A Look At The Intrinsic Value Of Alimak Group AB (publ) (STO:ALIG)
Key Insights
- Alimak Group's estimated fair value is kr135 based on 2 Stage Free Cash Flow to Equity
- Alimak Group's kr110 share price indicates it is trading at similar levels as its fair value estimate
- Analyst price target for ALIG is kr101 which is 25% below our fair value estimate
How far off is Alimak Group AB (publ) (STO:ALIG) from its intrinsic value? Using the most recent financial data, we'll take a look at whether the stock is fairly priced by taking the forecast future cash flows of the company and discounting them back to today's value. Our analysis will employ the Discounted Cash Flow (DCF) model. Models like these may appear beyond the comprehension of a lay person, but they're fairly easy to follow.

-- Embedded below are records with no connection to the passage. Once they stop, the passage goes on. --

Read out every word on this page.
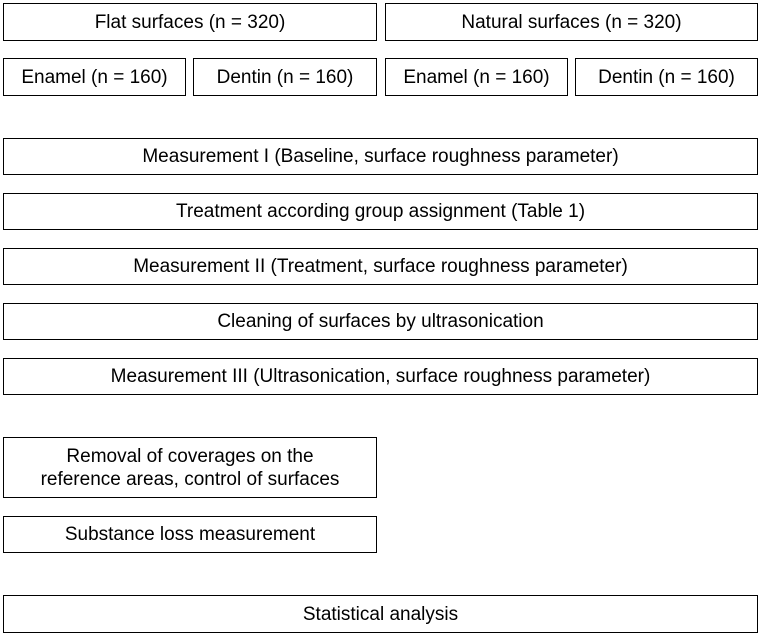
Flat surfaces (n = 320)	Natural surfaces (n = 320)
Enamel (n = 160)	Dentin (n = 160)	Enamel (n = 160)	Dentin (n = 160)
Measurement I (Baseline, surface roughness parameter)
Treatment according group assignment (Table 1)
Measurement II (Treatment, surface roughness parameter)
Cleaning of surfaces by ultrasonication
Measurement III (Ultrasonication, surface roughness parameter)
Removal of coverages on the
reference areas, control of surfaces
Substance loss measurement
Statistical analysis
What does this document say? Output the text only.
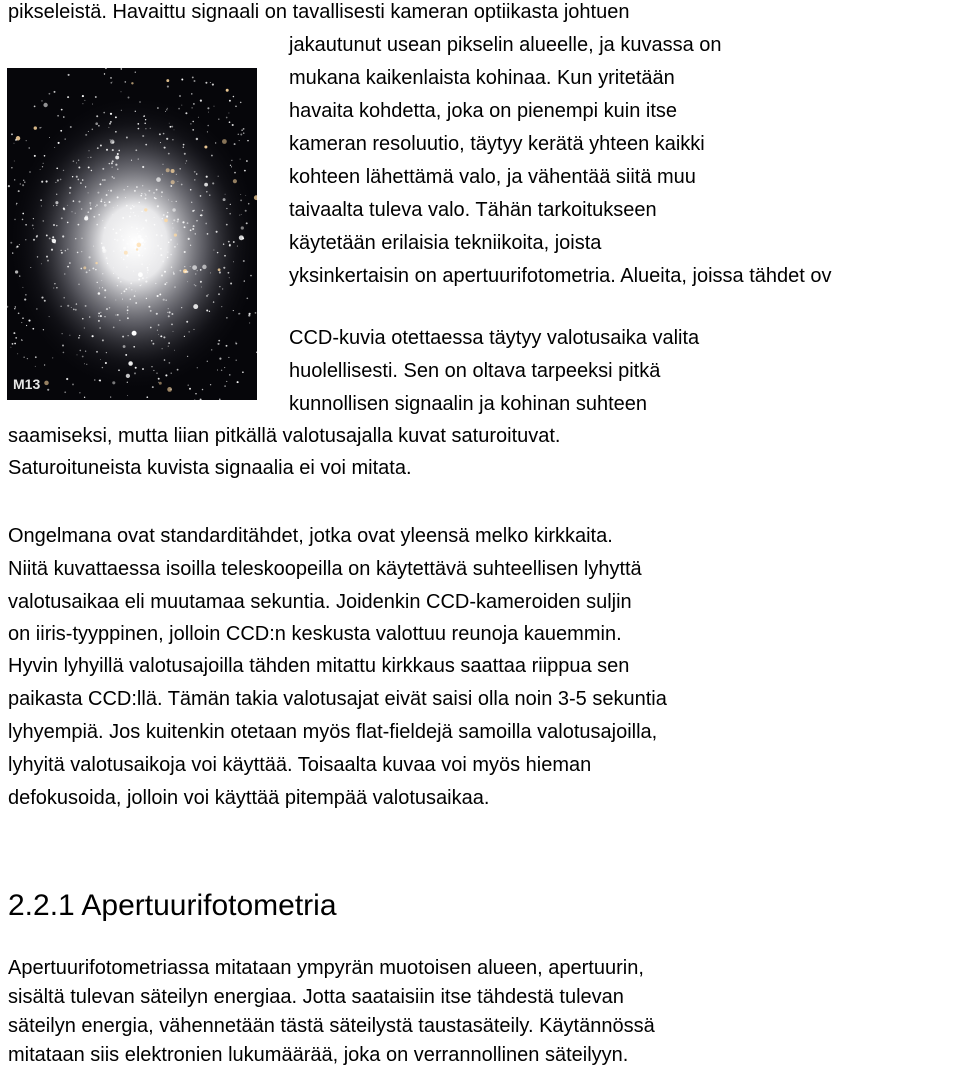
M13
pikseleistä. Havaittu signaali on tavallisesti kameran optiikasta johtuen
jakautunut usean pikselin alueelle, ja kuvassa on
mukana kaikenlaista kohinaa. Kun yritetään
havaita kohdetta, joka on pienempi kuin itse
kameran resoluutio, täytyy kerätä yhteen kaikki
kohteen lähettämä valo, ja vähentää siitä muu
taivaalta tuleva valo. Tähän tarkoitukseen
käytetään erilaisia tekniikoita, joista
yksinkertaisin on apertuurifotometria. Alueita, joissa tähdet ov
CCD-kuvia otettaessa täytyy valotusaika valita
huolellisesti. Sen on oltava tarpeeksi pitkä
kunnollisen signaalin ja kohinan suhteen
saamiseksi, mutta liian pitkällä valotusajalla kuvat saturoituvat.
Saturoituneista kuvista signaalia ei voi mitata.
Ongelmana ovat standarditähdet, jotka ovat yleensä melko kirkkaita.
Niitä kuvattaessa isoilla teleskoopeilla on käytettävä suhteellisen lyhyttä
valotusaikaa eli muutamaa sekuntia. Joidenkin CCD-kameroiden suljin
on iiris-tyyppinen, jolloin CCD:n keskusta valottuu reunoja kauemmin.
Hyvin lyhyillä valotusajoilla tähden mitattu kirkkaus saattaa riippua sen
paikasta CCD:llä. Tämän takia valotusajat eivät saisi olla noin 3-5 sekuntia
lyhyempiä. Jos kuitenkin otetaan myös flat-fieldejä samoilla valotusajoilla,
lyhyitä valotusaikoja voi käyttää. Toisaalta kuvaa voi myös hieman
defokusoida, jolloin voi käyttää pitempää valotusaikaa.
2.2.1 Apertuurifotometria
Apertuurifotometriassa mitataan ympyrän muotoisen alueen, apertuurin,
sisältä tulevan säteilyn energiaa. Jotta saataisiin itse tähdestä tulevan
säteilyn energia, vähennetään tästä säteilystä taustasäteily. Käytännössä
mitataan siis elektronien lukumäärää, joka on verrannollinen säteilyyn.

Remember though, that there are many ways to estimate a company's value, and a DCF is just one method. If you still have some burning questions about this type of valuation, take a look at the Simply Wall St analysis model.
Check out our latest analysis for Alimak Group
The Method
We are going to use a two-stage DCF model, which, as the name states, takes into account two stages of growth. The first stage is generally a higher growth period which levels off heading towards the terminal value, captured in the second 'steady growth' period. In the first stage we need to estimate the cash flows to the business over the next ten years. Where possible we use analyst estimates, but when these aren't available we extrapolate the previous free cash flow (FCF) from the last estimate or reported value. We assume companies with shrinking free cash flow will slow their rate of shrinkage, and that companies with growing free cash flow will see their growth rate slow, over this period. We do this to reflect that growth tends to slow more in the early years than it does in later years.
Generally we assume that a dollar today is more valuable than a dollar in the future, so we need to discount the sum of these future cash flows to arrive at a present value estimate:
10-year free cash flow (FCF) estimate
2024 | 2025 | 2026 | 2027 | 2028 | 2029 | 2030 | 2031 | 2032 | 2033 | |
Levered FCF (SEK, Millions) | kr568.0m | kr829.3m | kr867.5m | kr860.2m | kr857.6m | kr858.3m | kr861.3m | kr866.0m | kr871.7m | kr878.3m |
Growth Rate Estimate Source | Analyst x1 | Analyst x3 | Analyst x2 | Est @ -0.84% | Est @ -0.30% | Est @ 0.08% | Est @ 0.35% | Est @ 0.54% | Est @ 0.67% | Est @ 0.76% |
Present Value (SEK, Millions) Discounted @ 6.5% | kr533 | kr731 | kr717 | kr667 | kr625 | kr587 | kr553 | kr521 | kr493 | kr466 |
("Est" = FCF growth rate estimated by Simply Wall St)
Present Value of 10-year Cash Flow (PVCF) = kr5.9b
We now need to calculate the Terminal Value, which accounts for all the future cash flows after this ten year period. The Gordon Growth formula is used to calculate Terminal Value at a future annual growth rate equal to the 5-year average of the 10-year government bond yield of 1.0%. We discount the terminal cash flows to today's value at a cost of equity of 6.5%.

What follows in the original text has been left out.